RI News. Jakarta – Di tengah derasnya arus informasi digital yang sering memicu perbedaan persepsi masyarakat, Kementerian Dalam Negeri (Kemendagri) terus memperkuat koordinasi antarlevel pemerintahan. Langkah konkret dilakukan melalui Bimbingan Teknis (Bimtek) Penyusunan Strategi Komunikasi Pemerintahan Dalam Negeri, yang bertujuan menciptakan narasi kebijakan yang selaras dari pusat hingga ke daerah-daerah.
Kepala Pusat Penerangan (Kapuspen) Kemendagri, Benni Irwan, menegaskan bahwa penguatan sinkronisasi komunikasi bukan sekadar prosedur administratif, melainkan kebutuhan mendesak untuk menjaga kepercayaan publik. Menurutnya, pemerintah pusat dan daerah harus bergerak dalam satu irama, bukan sebagai entitas terpisah yang berpotensi saling bertabrakan dalam penyampaian pesan.
“Pemerintah pusat dan daerah tidak berjalan sendiri-sendiri, tetapi bergerak bersama dalam satu narasi, satu arah, dan satu tujuan,” ujar Benni dalam keterangannya di Jakarta, Rabu.

Ia menambahkan, keselarasan narasi menjadi krusial agar masyarakat tidak kebingungan akibat perbedaan penjelasan kebijakan di berbagai tingkatan. Di era di mana informasi menyebar dalam hitungan detik, ketidaksinkronan sekecil apa pun dapat menggerus legitimasi kebijakan pemerintah.

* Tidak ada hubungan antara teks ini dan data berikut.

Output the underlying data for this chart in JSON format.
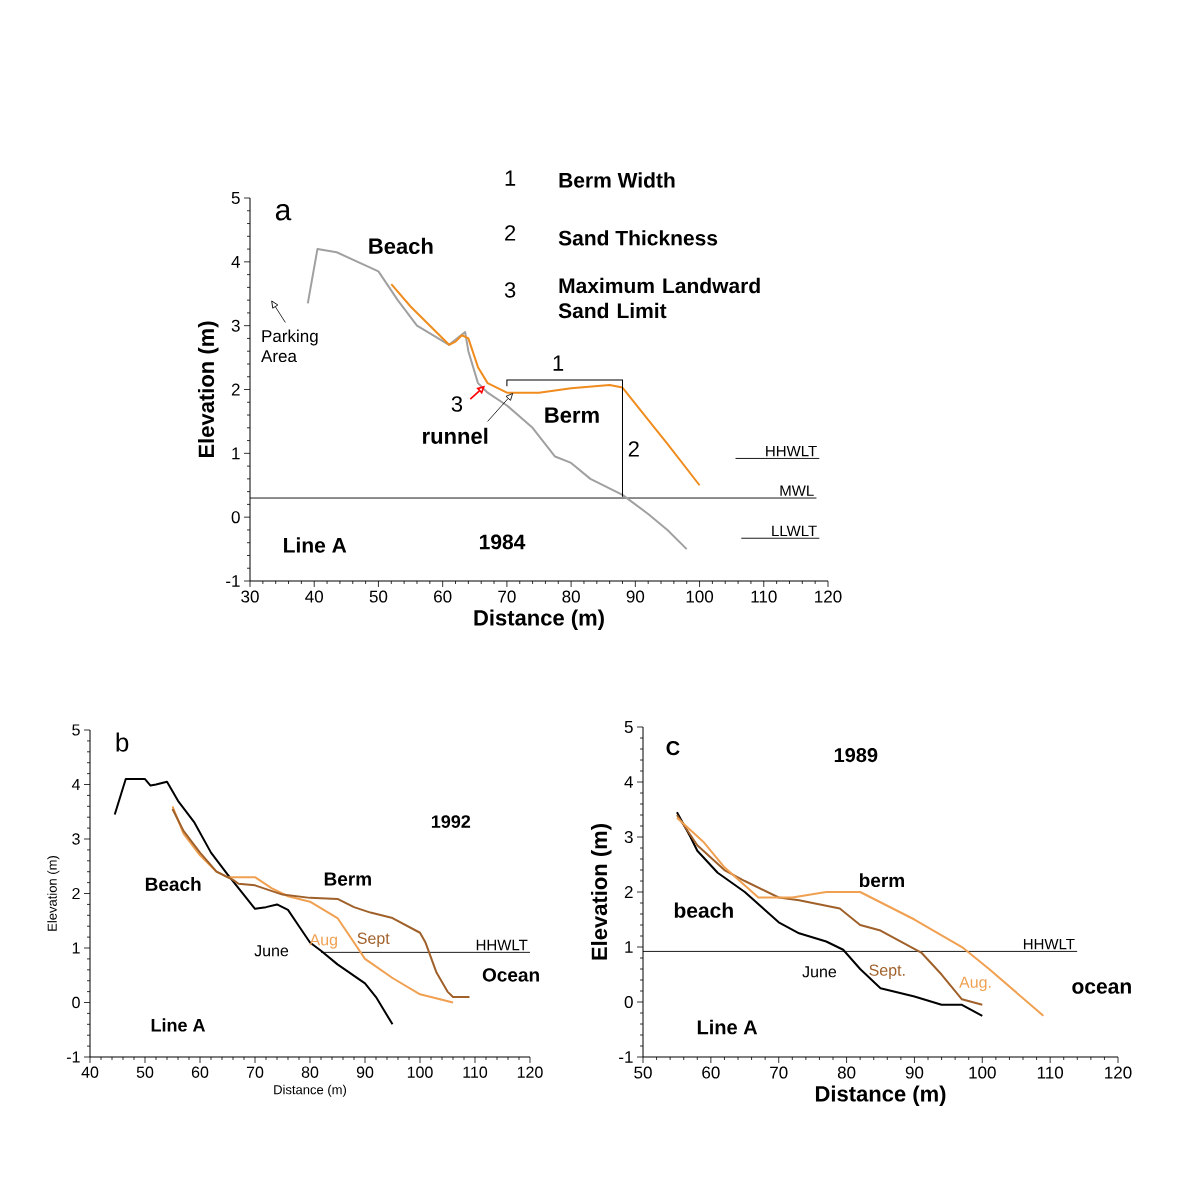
{
  "chart_data": [
    {
      "type": "line",
      "xlabel": "Distance (m)",
      "ylabel": "Elevation (m)",
      "xlim": [
        30,
        120
      ],
      "ylim": [
        -1,
        5
      ],
      "xticks": [
        30,
        40,
        50,
        60,
        70,
        80,
        90,
        100,
        110,
        120
      ],
      "yticks": [
        -1,
        0,
        1,
        2,
        3,
        4,
        5
      ],
      "series": [
        {
          "color": "#a0a0a0",
          "x": [
            39,
            40.5,
            43.5,
            50,
            53,
            56,
            61,
            63.5,
            64,
            65.5,
            67,
            70,
            74,
            77.5,
            80,
            83,
            88,
            92,
            95,
            98
          ],
          "values": [
            3.35,
            4.2,
            4.15,
            3.85,
            3.4,
            3.0,
            2.7,
            2.9,
            2.6,
            2.1,
            1.95,
            1.75,
            1.4,
            0.95,
            0.85,
            0.6,
            0.35,
            0.05,
            -0.2,
            -0.5
          ]
        },
        {
          "color": "#f08c1e",
          "x": [
            52,
            55,
            58,
            61,
            62,
            63,
            64,
            65.5,
            67,
            70,
            75,
            80,
            86,
            88,
            93,
            95,
            100
          ],
          "values": [
            3.65,
            3.3,
            3.0,
            2.7,
            2.75,
            2.85,
            2.8,
            2.35,
            2.1,
            1.95,
            1.95,
            2.02,
            2.07,
            2.03,
            1.4,
            1.15,
            0.5
          ]
        }
      ],
      "ref_lines": [
        {
          "axis": "y",
          "value": 0.92,
          "label": "HHWLT"
        },
        {
          "axis": "y",
          "value": 0.3,
          "label": "MWL"
        },
        {
          "axis": "y",
          "value": -0.33,
          "label": "LLWLT"
        }
      ],
      "annotations": [
        "Beach",
        "Berm",
        {
          "text": "runnel",
          "x": 71,
          "y": 1.95
        },
        "1",
        "2",
        "3",
        "a",
        "Line A",
        "1984",
        "1",
        "Berm Width",
        "2",
        "Sand Thickness",
        "3",
        "Maximum Landward Sand Limit",
        "Parking Area"
      ]
    },
    {
      "type": "line",
      "xlabel": "Distance (m)",
      "ylabel": "Elevation (m)",
      "xlim": [
        40,
        120
      ],
      "ylim": [
        -1,
        5
      ],
      "xticks": [
        40,
        50,
        60,
        70,
        80,
        90,
        100,
        110,
        120
      ],
      "yticks": [
        -1,
        0,
        1,
        2,
        3,
        4,
        5
      ],
      "series": [
        {
          "name": "June",
          "color": "#000000",
          "x": [
            44.5,
            46.5,
            50,
            51,
            52,
            54,
            56,
            59,
            62,
            65,
            67,
            70,
            72,
            74,
            76,
            78,
            80,
            82,
            85,
            90,
            92,
            95
          ],
          "values": [
            3.45,
            4.1,
            4.1,
            3.98,
            4.0,
            4.05,
            3.7,
            3.3,
            2.75,
            2.35,
            2.1,
            1.72,
            1.75,
            1.8,
            1.7,
            1.4,
            1.1,
            0.95,
            0.7,
            0.35,
            0.1,
            -0.4
          ]
        },
        {
          "name": "Aug",
          "color": "#f0a050",
          "x": [
            55,
            57,
            60,
            63,
            65,
            70,
            73,
            76,
            80,
            85,
            88,
            90,
            95,
            100,
            106
          ],
          "values": [
            3.6,
            3.1,
            2.7,
            2.4,
            2.3,
            2.3,
            2.1,
            1.95,
            1.85,
            1.55,
            1.1,
            0.8,
            0.45,
            0.15,
            0.0
          ]
        },
        {
          "name": "Sept",
          "color": "#a0602a",
          "x": [
            55,
            57,
            60,
            63,
            66,
            67,
            70,
            75,
            80,
            85,
            88,
            91,
            95,
            100,
            101,
            103,
            105,
            106,
            109
          ],
          "values": [
            3.55,
            3.15,
            2.75,
            2.4,
            2.25,
            2.18,
            2.15,
            1.98,
            1.92,
            1.9,
            1.75,
            1.65,
            1.55,
            1.28,
            1.1,
            0.55,
            0.2,
            0.1,
            0.1
          ]
        }
      ],
      "ref_lines": [
        {
          "axis": "y",
          "value": 0.92,
          "label": "HHWLT"
        }
      ],
      "annotations": [
        "Beach",
        "Berm",
        "Ocean",
        "b",
        "1992",
        "Line A"
      ]
    },
    {
      "type": "line",
      "xlabel": "Distance (m)",
      "ylabel": "Elevation (m)",
      "xlim": [
        50,
        120
      ],
      "ylim": [
        -1,
        5
      ],
      "xticks": [
        50,
        60,
        70,
        80,
        90,
        100,
        110,
        120
      ],
      "yticks": [
        -1,
        0,
        1,
        2,
        3,
        4,
        5
      ],
      "series": [
        {
          "name": "June",
          "color": "#000000",
          "x": [
            55,
            57,
            58,
            61,
            65,
            70,
            73,
            77,
            79.5,
            82,
            85,
            90,
            94,
            97,
            100
          ],
          "values": [
            3.45,
            3.0,
            2.75,
            2.35,
            2.0,
            1.45,
            1.25,
            1.1,
            0.95,
            0.6,
            0.25,
            0.1,
            -0.05,
            -0.05,
            -0.25
          ]
        },
        {
          "name": "Sept.",
          "color": "#a0602a",
          "x": [
            55,
            58,
            62,
            65,
            70,
            73,
            79,
            82,
            85,
            88,
            91,
            94,
            97,
            100
          ],
          "values": [
            3.4,
            2.85,
            2.4,
            2.2,
            1.9,
            1.85,
            1.7,
            1.4,
            1.3,
            1.1,
            0.9,
            0.5,
            0.05,
            -0.05
          ]
        },
        {
          "name": "Aug.",
          "color": "#f0a050",
          "x": [
            55,
            59,
            62,
            67,
            72,
            77,
            82,
            90,
            97,
            101,
            109
          ],
          "values": [
            3.35,
            2.9,
            2.45,
            1.9,
            1.9,
            2.0,
            2.0,
            1.5,
            1.0,
            0.6,
            -0.25
          ]
        }
      ],
      "ref_lines": [
        {
          "axis": "y",
          "value": 0.92,
          "label": "HHWLT"
        }
      ],
      "annotations": [
        "berm",
        "beach",
        "ocean",
        "C",
        "1989",
        "Line A"
      ]
    }
  ]
}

Benni menilai komunikasi pemerintahan kini menjadi faktor penentu keberhasilan program. Pemerintah tidak cukup hanya responsif terhadap isu yang muncul, tetapi juga harus mampu menyampaikan pesan secara tepat, terstruktur, dan disesuaikan dengan konteks sosial-budaya masyarakat setempat. Pendekatan ini, lanjutnya, merupakan bagian integral dari fungsi pembinaan dan pengawasan Kemendagri terhadap pemerintah daerah (Pemda).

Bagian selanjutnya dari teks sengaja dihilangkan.